Mary O’Rourke made what she called ‘’a plea for the written word’’ at the launch of a new book about her late nephew, Brian Lenihan, in the National Library last week.
The book, ‘Brian Lenihan: In Calm and Crisis’ features twenty essays about the late Minister for Finance. Included in the book is an essay about the early days of the subject’s life growing up in Athlone. Brian Lenihan was born in Athlone, and the family left to live in Dublin when he was twelve years old.
‘’There is such wonderful writing in the book, and I dip into it all the time,’’ said Mary O’Rourke. ‘’I would like to make a plea for the written word, because there are great publishers who keep on publishing, and marvellous brave booksellers, male and female all over the place and I salute every one of them.’’
The former politician said that while people talk of taking their kindles on holiday, she prefers a book in its original form.

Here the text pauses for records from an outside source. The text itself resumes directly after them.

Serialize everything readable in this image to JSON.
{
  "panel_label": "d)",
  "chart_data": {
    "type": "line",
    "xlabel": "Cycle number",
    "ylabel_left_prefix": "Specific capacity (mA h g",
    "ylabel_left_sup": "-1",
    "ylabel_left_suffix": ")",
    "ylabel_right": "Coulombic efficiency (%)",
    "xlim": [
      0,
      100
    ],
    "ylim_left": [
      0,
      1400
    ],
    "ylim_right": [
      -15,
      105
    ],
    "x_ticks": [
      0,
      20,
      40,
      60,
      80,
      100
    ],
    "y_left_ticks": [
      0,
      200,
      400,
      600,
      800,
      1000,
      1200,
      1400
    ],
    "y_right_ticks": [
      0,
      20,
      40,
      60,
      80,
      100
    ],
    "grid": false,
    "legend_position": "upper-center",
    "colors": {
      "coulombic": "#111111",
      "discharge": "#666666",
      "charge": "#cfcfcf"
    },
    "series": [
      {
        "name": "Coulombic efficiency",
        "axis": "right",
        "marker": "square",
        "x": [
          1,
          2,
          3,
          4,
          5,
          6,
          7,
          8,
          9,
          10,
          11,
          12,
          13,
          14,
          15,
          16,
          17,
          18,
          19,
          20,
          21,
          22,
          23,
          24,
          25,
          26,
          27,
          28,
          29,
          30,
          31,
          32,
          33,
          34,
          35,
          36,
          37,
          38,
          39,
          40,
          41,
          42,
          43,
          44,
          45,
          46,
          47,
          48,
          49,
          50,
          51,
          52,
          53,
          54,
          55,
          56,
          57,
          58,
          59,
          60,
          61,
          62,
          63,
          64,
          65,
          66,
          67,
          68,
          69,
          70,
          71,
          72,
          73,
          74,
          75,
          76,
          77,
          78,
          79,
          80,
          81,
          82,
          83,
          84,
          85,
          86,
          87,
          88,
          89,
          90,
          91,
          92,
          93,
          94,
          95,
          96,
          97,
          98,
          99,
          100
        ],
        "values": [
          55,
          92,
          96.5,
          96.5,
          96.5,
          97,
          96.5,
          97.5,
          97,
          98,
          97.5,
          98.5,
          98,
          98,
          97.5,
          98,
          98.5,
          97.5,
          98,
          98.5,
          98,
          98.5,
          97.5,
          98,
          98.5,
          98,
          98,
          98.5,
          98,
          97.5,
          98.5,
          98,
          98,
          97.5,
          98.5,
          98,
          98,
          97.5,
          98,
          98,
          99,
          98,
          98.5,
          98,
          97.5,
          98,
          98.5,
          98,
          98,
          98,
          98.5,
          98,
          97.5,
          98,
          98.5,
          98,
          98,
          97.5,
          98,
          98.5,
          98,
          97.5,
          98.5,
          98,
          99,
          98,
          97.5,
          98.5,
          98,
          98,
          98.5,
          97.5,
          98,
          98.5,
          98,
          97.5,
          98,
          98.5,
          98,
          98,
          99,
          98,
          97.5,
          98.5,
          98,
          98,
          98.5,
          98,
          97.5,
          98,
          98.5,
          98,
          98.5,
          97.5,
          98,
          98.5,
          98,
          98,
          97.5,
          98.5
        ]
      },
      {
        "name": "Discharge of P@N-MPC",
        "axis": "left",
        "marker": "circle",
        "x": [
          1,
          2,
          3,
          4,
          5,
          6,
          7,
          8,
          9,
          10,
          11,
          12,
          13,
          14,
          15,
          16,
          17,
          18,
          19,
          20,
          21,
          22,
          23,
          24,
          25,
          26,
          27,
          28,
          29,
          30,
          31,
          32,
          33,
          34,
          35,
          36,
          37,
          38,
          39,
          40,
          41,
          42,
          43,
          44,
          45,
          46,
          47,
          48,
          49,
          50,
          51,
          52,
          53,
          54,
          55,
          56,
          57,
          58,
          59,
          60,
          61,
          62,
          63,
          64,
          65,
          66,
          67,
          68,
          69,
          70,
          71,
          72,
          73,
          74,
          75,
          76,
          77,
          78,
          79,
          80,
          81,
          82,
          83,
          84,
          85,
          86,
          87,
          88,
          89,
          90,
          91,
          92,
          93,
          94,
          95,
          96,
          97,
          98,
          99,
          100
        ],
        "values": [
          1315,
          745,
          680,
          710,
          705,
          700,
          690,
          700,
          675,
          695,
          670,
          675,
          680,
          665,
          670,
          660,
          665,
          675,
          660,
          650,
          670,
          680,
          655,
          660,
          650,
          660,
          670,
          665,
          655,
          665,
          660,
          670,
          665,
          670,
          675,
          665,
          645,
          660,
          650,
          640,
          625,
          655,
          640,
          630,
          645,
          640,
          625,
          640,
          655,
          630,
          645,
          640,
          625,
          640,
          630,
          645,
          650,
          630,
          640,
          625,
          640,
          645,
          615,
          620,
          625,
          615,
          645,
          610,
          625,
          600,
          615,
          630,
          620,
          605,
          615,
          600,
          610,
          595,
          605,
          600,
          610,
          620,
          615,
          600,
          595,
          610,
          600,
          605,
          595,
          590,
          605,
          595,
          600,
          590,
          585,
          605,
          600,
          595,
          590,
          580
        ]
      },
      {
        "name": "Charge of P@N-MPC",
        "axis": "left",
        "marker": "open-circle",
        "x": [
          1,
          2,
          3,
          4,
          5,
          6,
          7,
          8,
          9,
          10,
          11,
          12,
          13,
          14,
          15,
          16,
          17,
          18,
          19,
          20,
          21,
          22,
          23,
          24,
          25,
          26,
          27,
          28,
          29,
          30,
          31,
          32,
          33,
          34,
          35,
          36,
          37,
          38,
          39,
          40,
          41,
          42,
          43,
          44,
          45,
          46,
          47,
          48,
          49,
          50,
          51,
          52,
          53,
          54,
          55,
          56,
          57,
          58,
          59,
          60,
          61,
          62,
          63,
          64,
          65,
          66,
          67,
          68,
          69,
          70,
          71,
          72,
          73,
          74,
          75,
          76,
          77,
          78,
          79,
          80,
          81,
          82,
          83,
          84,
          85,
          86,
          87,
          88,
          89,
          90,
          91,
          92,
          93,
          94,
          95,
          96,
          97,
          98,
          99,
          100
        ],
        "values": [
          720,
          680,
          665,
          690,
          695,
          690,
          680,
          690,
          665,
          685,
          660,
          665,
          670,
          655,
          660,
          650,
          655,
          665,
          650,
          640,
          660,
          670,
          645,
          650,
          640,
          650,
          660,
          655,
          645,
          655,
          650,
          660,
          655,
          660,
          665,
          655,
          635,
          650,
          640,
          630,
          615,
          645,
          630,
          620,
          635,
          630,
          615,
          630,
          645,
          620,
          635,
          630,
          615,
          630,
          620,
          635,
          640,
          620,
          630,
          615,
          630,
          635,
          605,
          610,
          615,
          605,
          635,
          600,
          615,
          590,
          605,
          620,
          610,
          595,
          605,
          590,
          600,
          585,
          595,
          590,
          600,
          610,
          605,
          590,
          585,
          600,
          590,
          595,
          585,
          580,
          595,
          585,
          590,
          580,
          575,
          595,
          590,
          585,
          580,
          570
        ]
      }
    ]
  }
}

‘’A book is shiny and lovely, and the promise of the written word is enormous and it should be encouraged, and people should buy books and newspapers in their local shops,’’ she said. ‘’There is a delight in buying an unopened newspaper, and seeing the skill that went into making that newspaper. Please do buy books and newspapers and be encouraged to buy them.
The new Brian Lenihan book was launched at the National Library, Dublin by RTE broadcaster John Bowman. The former presenter of ‘Questions and Answers’ talked about the death of Brian Lenihan at a young age, and included it with a mention of the death of his own son, Jonathan Philbin Bowman, at age thirty two years.
‘’The book is exceptional and interesting and about a remarkable politician, and I knew him mainly through broadcasting, but he was always a politician with great courtesy,’’ said John Bowman. ‘’My own son died far too young, and I now find that Brian who lived years longer than Jonathan – was also far too young. It’s a great credit to him that so many people are here tonight.’’
Bowman said that the contributions in the book are authored alphabetically, and he highlighted the story of Brian Lenihan’s boyhood in Athlone,
‘’What one would have given to see a book of this quality about figures like Noel Browne or Sean McEntee,’’ he said.
The proceeds of the new book are going to the Irish Cancer Society.